A quote from the book that I thought was pretty good. This refers specifically to schizoid patients.

I have found encouraging results with several patients who, each in his or her own different way, have been able to find security for their regressed ego in the psychotherapeutic relationship. There appear to be two aspects of the problem. The first is the slow growth out of their antilibidinal (Freudian sadistic superego) persecution of themselves; they need to unlearn their ruthless driving of themselves by ceaseless inner mental pressure to keep going as ‘forced pseudo-adults’ and to acquire the courage to adopt more of the understanding attitude of the therapist to the hard pressed and frightened child within.
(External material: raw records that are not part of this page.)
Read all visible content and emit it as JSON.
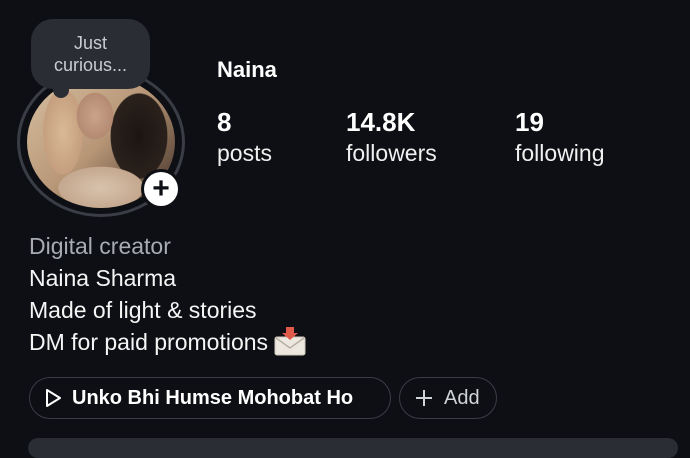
{
  "profile": {
    "username": "Naina",
    "note": "Just curious...",
    "stats": [
      {
        "value": "8",
        "label": "posts"
      },
      {
        "value": "14.8K",
        "label": "followers"
      },
      {
        "value": "19",
        "label": "following"
      }
    ],
    "bio": {
      "category": "Digital creator",
      "name": "Naina Sharma",
      "line1": "Made of light & stories",
      "line2": "DM for paid promotions"
    },
    "music_chip": {
      "label": "Unko Bhi Humse Mohobat Ho",
      "icon": "play-icon"
    },
    "add_chip": {
      "label": "Add",
      "icon": "plus-icon"
    }
  },
  "colors": {
    "background": "#0d0f14",
    "chip_border": "#3a3d45",
    "note_bg": "#2a2d33"
  }
}
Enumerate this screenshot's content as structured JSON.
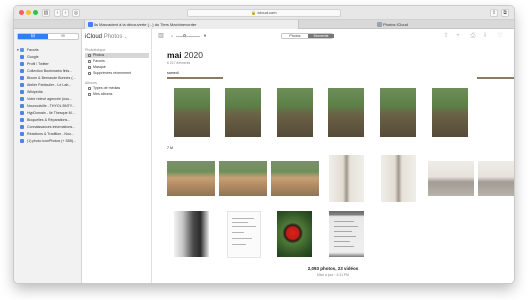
{
  "browser": {
    "url": "icloud.com",
    "tabs": [
      {
        "title": "Ils Marcadent à la découverte (...) du Tiers Machinevorder",
        "active": true
      },
      {
        "title": "Photos iCloud",
        "active": false
      }
    ]
  },
  "bookmarks": {
    "tabs": [
      "⊟",
      "∞"
    ],
    "root_label": "Favoris",
    "items": [
      "Google",
      "Profil / Twitter",
      "Collection Bookmarks finis...",
      "Bloom & Bernaude Bonnes (...",
      "Atelier Particulier - Le Lab...",
      "Wikipédia",
      "Votre relevé agencée (nou...",
      "Nounoulville - THYOL BNTY...",
      "HypDomain - Ile Thesque M...",
      "Bloquelles & Réparations...",
      "Connaissances informations...",
      "Réactions & Tradition - Nou...",
      "(1) photo iconPhotos (+ 35B)..."
    ]
  },
  "icloud": {
    "app_title": "iCloud",
    "app_name": "Photos",
    "library_label": "Photothèque",
    "library_items": [
      "Photos",
      "Favoris",
      "Masqué",
      "Supprimées récemment"
    ],
    "albums_label": "Albums",
    "album_items": [
      "Types de médias",
      "Mes albums"
    ]
  },
  "main": {
    "segments": [
      "Photos",
      "Moments"
    ],
    "active_segment": "Moments",
    "month": "mai",
    "year": "2020",
    "month_sub": "6 217 éléments",
    "section1": "samedi",
    "section2": "7 M",
    "footer_count": "2,093 photos, 23 vidéos",
    "footer_sub": "Mise à jour : 4:31 PM"
  },
  "colors": {
    "accent": "#2f7ff2",
    "selection": "#d6d6d6"
  }
}
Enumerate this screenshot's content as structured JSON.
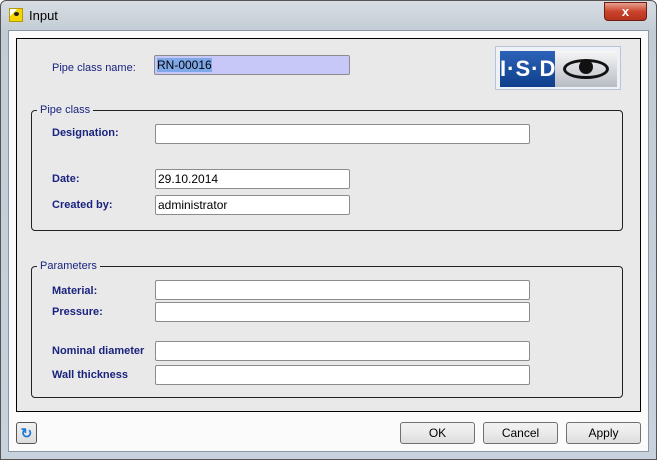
{
  "window": {
    "title": "Input",
    "close": "x"
  },
  "header": {
    "pipe_class_name_label": "Pipe class name:",
    "pipe_class_name_value": "RN-00016",
    "logo_text": "I·S·D"
  },
  "pipe_class": {
    "legend": "Pipe class",
    "designation_label": "Designation:",
    "designation_value": "",
    "date_label": "Date:",
    "date_value": "29.10.2014",
    "created_by_label": "Created by:",
    "created_by_value": "administrator"
  },
  "parameters": {
    "legend": "Parameters",
    "material_label": "Material:",
    "material_value": "",
    "pressure_label": "Pressure:",
    "pressure_value": "",
    "nominal_diameter_label": "Nominal diameter",
    "nominal_diameter_value": "",
    "wall_thickness_label": "Wall thickness",
    "wall_thickness_value": ""
  },
  "buttons": {
    "refresh": "↻",
    "ok": "OK",
    "cancel": "Cancel",
    "apply": "Apply"
  }
}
Simultaneously with this there goes a second process, the growth of a constructive faith that if the needs of the regressed ego are met, first in the relation to the therapist who protects it in its need for an initial passive dependence, this will mean not collapse and loss of active powers for good and all, but a steady recuperation from deep strain, diminishing of deep fears, revitalization of the personality, and rebirth of an active ego that is spontaneous and does not have to be forced and driven; what Balint calls ‘primitive passive dependence’ making possible ‘the new beginning’. Finally we must stress that regression and illness are not the same thing. Regression is a flight backwards in search of security and a chance of a new start. But regression becomes illness in the absence of any therapeutic person to regress with and to.